Where once the difference between his Arabic and English “was as far as the earth and the moon,” Al Naabi said he was able to get a job working in his dormitory’s convenience store as a cashier. Getting outside of his comfort zone helped him bridge the language gap, meet new people, and begin to feel more at home in Lincoln.
Al Naabi has also worked to help mentor other students at UNL while also participating in “Omani Night,” an event put on by Omani students to show off their country’s culture and cuisine to Lincoln.
“This is a good place to live, it’s a good place to study,” he said. “It’s not expensive, it’s safe and there are solid educational offerings.”
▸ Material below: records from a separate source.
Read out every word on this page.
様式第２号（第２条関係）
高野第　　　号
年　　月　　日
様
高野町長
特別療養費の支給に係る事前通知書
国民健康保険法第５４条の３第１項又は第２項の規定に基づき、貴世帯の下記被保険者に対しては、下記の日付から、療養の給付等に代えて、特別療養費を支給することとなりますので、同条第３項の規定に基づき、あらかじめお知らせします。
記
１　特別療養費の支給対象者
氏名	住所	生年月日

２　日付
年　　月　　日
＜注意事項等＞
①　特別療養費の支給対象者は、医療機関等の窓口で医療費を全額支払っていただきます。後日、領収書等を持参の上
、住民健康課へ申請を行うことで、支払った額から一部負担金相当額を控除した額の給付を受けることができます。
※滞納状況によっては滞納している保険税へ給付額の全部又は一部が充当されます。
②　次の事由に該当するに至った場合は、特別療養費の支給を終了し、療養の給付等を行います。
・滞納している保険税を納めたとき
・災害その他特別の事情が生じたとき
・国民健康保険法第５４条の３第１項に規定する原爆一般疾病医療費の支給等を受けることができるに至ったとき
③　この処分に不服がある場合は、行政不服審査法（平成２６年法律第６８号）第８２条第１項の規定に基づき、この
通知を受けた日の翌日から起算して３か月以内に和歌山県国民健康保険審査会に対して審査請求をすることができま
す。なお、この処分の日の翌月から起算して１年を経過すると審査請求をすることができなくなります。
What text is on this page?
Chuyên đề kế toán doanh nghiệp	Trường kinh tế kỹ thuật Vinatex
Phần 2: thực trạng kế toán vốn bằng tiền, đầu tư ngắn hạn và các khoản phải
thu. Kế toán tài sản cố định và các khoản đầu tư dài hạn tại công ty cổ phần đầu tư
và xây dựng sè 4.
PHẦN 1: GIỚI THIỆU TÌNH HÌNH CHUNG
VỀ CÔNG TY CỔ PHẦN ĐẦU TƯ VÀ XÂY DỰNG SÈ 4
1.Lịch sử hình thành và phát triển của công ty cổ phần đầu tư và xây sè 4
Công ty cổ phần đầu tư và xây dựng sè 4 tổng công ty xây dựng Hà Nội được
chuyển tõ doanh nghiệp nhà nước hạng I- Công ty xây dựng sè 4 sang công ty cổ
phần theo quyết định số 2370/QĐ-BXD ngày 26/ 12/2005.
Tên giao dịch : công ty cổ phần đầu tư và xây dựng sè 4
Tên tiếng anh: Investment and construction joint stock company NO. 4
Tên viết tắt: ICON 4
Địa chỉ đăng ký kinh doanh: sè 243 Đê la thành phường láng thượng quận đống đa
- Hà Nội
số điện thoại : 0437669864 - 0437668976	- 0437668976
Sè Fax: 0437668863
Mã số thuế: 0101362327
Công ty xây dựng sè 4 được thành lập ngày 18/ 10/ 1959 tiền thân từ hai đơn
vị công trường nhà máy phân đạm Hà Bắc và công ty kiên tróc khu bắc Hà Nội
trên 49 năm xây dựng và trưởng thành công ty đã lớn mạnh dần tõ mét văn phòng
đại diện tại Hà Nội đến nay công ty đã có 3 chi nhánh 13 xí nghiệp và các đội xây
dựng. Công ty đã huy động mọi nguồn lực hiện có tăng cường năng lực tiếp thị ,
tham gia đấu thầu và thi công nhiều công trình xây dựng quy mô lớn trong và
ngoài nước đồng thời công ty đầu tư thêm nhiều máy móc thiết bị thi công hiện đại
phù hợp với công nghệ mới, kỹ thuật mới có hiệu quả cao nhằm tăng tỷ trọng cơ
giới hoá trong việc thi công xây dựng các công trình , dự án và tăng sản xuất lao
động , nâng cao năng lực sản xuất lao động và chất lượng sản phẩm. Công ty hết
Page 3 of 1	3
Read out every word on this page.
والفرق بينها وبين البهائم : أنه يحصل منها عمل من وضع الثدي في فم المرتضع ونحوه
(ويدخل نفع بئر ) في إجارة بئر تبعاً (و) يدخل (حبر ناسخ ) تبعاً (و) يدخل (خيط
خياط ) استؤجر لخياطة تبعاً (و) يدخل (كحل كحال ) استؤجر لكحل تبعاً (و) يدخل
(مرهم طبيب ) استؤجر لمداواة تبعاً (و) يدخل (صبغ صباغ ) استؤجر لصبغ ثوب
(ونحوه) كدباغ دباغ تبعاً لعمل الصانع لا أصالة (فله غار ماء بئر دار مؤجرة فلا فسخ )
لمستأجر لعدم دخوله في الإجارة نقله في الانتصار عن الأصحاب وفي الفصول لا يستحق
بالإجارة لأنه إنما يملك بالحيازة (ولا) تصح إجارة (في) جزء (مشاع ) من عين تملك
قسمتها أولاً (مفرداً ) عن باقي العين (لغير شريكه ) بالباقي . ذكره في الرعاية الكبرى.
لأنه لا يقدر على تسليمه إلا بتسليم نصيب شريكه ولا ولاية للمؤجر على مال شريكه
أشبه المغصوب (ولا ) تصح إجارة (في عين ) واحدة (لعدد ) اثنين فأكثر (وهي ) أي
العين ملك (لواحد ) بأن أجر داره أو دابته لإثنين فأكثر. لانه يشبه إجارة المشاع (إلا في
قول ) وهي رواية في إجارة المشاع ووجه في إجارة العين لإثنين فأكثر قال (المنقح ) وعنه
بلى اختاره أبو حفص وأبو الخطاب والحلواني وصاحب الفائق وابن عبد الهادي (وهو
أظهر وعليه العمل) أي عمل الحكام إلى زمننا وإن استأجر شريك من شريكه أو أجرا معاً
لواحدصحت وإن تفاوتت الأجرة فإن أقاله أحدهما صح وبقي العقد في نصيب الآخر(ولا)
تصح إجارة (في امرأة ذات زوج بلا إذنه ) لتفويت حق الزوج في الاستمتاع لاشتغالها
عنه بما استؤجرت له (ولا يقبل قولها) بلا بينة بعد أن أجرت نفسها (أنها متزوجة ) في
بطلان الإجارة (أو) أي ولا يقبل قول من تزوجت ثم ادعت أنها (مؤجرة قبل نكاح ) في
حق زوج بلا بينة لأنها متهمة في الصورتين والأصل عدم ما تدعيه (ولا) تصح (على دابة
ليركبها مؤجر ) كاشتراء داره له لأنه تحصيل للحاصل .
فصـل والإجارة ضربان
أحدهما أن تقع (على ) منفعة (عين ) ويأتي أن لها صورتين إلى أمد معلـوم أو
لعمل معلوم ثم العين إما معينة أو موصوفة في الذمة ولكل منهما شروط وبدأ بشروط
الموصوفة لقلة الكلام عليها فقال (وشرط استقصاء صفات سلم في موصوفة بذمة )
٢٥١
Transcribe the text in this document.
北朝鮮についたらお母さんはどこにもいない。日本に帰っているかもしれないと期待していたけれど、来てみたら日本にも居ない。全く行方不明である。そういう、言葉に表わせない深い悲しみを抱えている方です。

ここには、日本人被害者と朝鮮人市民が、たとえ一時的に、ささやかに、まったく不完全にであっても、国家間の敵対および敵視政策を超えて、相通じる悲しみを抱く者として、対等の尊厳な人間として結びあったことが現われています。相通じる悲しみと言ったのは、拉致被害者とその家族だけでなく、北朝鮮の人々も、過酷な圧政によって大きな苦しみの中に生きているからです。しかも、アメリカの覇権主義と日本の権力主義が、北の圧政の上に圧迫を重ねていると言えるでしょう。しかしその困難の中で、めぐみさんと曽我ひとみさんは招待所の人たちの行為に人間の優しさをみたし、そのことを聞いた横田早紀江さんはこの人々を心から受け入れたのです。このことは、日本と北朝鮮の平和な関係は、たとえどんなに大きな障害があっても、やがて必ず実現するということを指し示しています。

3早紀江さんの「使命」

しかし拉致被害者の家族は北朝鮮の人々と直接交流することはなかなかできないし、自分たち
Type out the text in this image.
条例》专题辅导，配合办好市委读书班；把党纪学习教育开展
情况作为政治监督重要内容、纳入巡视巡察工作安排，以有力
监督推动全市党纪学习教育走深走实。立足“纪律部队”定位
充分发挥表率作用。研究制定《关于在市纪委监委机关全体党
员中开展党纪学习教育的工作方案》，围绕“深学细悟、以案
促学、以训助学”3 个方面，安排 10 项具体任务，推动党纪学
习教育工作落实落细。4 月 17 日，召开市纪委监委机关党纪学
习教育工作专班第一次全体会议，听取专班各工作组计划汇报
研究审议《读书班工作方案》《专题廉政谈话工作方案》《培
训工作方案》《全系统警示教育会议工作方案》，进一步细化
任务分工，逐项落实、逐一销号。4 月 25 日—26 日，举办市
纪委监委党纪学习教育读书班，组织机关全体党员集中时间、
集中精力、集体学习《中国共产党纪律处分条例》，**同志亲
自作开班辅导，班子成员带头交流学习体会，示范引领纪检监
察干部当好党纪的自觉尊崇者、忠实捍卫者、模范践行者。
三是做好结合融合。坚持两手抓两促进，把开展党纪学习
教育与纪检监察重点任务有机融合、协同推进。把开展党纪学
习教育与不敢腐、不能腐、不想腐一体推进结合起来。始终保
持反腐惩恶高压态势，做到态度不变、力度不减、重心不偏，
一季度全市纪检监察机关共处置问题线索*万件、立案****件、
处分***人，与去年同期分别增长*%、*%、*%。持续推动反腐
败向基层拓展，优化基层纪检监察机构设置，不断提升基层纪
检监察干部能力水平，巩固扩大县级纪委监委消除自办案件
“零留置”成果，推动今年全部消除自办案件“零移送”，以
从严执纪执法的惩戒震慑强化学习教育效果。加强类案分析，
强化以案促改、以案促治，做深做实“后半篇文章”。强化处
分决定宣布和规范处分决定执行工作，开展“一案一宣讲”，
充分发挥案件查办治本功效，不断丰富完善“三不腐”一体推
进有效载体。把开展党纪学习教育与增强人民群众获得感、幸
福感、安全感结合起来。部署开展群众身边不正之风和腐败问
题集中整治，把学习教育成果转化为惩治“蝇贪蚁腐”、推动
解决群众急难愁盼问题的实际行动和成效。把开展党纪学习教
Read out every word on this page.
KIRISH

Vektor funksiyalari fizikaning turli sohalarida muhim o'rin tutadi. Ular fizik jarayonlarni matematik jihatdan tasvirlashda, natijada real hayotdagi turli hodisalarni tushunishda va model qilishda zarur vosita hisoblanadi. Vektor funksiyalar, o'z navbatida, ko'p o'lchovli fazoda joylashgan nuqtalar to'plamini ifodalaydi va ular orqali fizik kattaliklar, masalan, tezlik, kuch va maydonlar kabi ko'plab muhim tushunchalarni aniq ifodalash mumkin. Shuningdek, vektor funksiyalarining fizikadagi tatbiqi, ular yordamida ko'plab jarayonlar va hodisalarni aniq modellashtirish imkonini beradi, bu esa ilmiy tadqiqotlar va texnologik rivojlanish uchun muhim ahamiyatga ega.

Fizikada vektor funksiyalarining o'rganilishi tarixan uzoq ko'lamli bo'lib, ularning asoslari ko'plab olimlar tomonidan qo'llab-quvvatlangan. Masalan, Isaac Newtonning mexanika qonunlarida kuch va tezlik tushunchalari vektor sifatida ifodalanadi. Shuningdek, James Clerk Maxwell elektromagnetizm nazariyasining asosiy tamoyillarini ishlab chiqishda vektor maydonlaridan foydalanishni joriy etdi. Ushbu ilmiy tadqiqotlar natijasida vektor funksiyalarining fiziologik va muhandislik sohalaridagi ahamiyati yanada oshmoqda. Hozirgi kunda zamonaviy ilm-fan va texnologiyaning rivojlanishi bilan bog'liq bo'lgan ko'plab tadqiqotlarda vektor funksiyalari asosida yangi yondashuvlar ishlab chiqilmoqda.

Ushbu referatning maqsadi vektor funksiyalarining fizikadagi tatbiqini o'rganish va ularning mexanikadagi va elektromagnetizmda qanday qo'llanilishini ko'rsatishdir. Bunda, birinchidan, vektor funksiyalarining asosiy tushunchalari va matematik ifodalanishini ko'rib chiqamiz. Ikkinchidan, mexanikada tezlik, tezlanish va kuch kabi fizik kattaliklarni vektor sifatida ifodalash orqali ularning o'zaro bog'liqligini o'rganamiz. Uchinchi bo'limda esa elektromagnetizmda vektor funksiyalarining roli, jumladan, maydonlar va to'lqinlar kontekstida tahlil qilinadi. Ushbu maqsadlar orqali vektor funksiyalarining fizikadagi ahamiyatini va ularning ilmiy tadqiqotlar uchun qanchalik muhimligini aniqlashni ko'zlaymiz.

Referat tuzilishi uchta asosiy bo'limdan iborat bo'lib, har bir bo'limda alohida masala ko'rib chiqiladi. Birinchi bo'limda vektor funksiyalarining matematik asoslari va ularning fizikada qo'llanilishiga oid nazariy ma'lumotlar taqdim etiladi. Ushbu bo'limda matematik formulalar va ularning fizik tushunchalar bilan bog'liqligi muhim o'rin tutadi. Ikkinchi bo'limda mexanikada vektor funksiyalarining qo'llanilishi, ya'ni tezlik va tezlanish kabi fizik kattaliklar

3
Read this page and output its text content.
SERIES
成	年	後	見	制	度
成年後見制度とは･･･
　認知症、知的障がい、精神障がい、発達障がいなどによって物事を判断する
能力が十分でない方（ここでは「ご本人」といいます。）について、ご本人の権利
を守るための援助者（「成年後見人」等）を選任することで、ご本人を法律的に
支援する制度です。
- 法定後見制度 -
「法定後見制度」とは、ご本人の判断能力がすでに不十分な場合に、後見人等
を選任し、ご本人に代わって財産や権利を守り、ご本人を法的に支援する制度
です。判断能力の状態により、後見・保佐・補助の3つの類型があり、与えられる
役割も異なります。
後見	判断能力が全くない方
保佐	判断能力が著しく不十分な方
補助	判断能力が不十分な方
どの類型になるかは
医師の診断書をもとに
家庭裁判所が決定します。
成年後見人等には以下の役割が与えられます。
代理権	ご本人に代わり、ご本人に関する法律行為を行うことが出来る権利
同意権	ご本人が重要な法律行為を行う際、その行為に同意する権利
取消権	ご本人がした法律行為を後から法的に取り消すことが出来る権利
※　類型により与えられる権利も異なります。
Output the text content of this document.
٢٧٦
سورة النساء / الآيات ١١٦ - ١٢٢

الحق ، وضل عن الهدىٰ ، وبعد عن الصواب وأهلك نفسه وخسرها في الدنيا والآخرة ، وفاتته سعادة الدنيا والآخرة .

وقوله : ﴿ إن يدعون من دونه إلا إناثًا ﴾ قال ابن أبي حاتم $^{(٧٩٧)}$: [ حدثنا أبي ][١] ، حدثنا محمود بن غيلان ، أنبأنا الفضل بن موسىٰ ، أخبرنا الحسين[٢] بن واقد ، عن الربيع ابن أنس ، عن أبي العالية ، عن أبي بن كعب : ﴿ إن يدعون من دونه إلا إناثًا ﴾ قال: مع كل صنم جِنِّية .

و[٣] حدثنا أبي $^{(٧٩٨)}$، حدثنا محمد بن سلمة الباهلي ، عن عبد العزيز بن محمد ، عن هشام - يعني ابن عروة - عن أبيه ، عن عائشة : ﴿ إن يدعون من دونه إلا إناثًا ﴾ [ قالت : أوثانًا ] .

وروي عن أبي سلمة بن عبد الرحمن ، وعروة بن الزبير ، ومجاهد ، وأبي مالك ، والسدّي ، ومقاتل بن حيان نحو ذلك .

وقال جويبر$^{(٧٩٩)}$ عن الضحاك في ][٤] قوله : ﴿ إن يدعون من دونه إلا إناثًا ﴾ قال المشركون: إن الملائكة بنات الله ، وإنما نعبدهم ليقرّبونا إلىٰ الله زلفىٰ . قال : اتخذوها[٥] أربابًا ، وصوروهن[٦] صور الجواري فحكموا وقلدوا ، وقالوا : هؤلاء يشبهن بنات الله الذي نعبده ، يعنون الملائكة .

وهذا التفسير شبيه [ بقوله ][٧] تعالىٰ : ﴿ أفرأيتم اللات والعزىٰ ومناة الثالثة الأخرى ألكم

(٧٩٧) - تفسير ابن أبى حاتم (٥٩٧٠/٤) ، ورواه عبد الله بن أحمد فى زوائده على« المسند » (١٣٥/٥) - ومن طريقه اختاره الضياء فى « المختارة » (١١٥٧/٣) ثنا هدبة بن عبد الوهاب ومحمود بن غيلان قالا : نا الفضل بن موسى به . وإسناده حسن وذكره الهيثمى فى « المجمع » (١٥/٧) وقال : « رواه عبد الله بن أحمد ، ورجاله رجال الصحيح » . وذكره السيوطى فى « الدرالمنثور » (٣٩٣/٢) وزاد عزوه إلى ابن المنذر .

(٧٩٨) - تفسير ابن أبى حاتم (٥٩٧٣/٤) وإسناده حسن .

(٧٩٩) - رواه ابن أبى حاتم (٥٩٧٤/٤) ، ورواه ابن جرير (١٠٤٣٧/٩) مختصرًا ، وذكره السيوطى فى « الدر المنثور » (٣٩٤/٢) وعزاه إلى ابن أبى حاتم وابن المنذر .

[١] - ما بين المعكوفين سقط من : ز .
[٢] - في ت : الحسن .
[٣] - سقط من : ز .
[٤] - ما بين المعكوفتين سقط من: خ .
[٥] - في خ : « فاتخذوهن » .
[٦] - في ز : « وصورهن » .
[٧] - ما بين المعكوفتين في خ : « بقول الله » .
Duke said like Al Barumi and Al Naabi, most of the Omani students enrolled at NU are pursuing engineering degrees. Others are pursuing degrees in business, computer science, or geology and earth science - practical experiences in order to land steady jobs back home. The scholarship does not require them to return to their home country.
Musallam Mohammed Said Almashali is something of an outlier.
The UNO student is majoring in international studies - a passion he developed as a boy listening to family and friends discuss and argue politics and international news, despite his engineer father’s efforts to get him to follow suit.
“I thought a lot about that, and finally, I found each person should do what he or she loves,” he said. “When you do something you love, you will succeed and inspire people.”
Almashali said he hopes to one day return to Oman, which borders Saudi Arabia, Yemen and the United Arab Emirates, as a policy analyst or adviser. He said he believes the skills he’s learning in Nebraska will put him in a unique position to find employment.
Each of the three Omani students are the first in their families to attend college in the U.S., but each of them said they are also passing on word to friends and family back home about the state with roughly half the population as their home country.
At a college fair in the capital city of Muscat last year, Duke said NU recruiters spoke to more than 2,000 interested Omani students over a three-day period. Other American universities attracted only a trickle of students during that time, he added.
“We were easily the most important American university there in terms of the number of students who wanted to speak with us,” he said. “Nebraska has brand recognition in Oman.”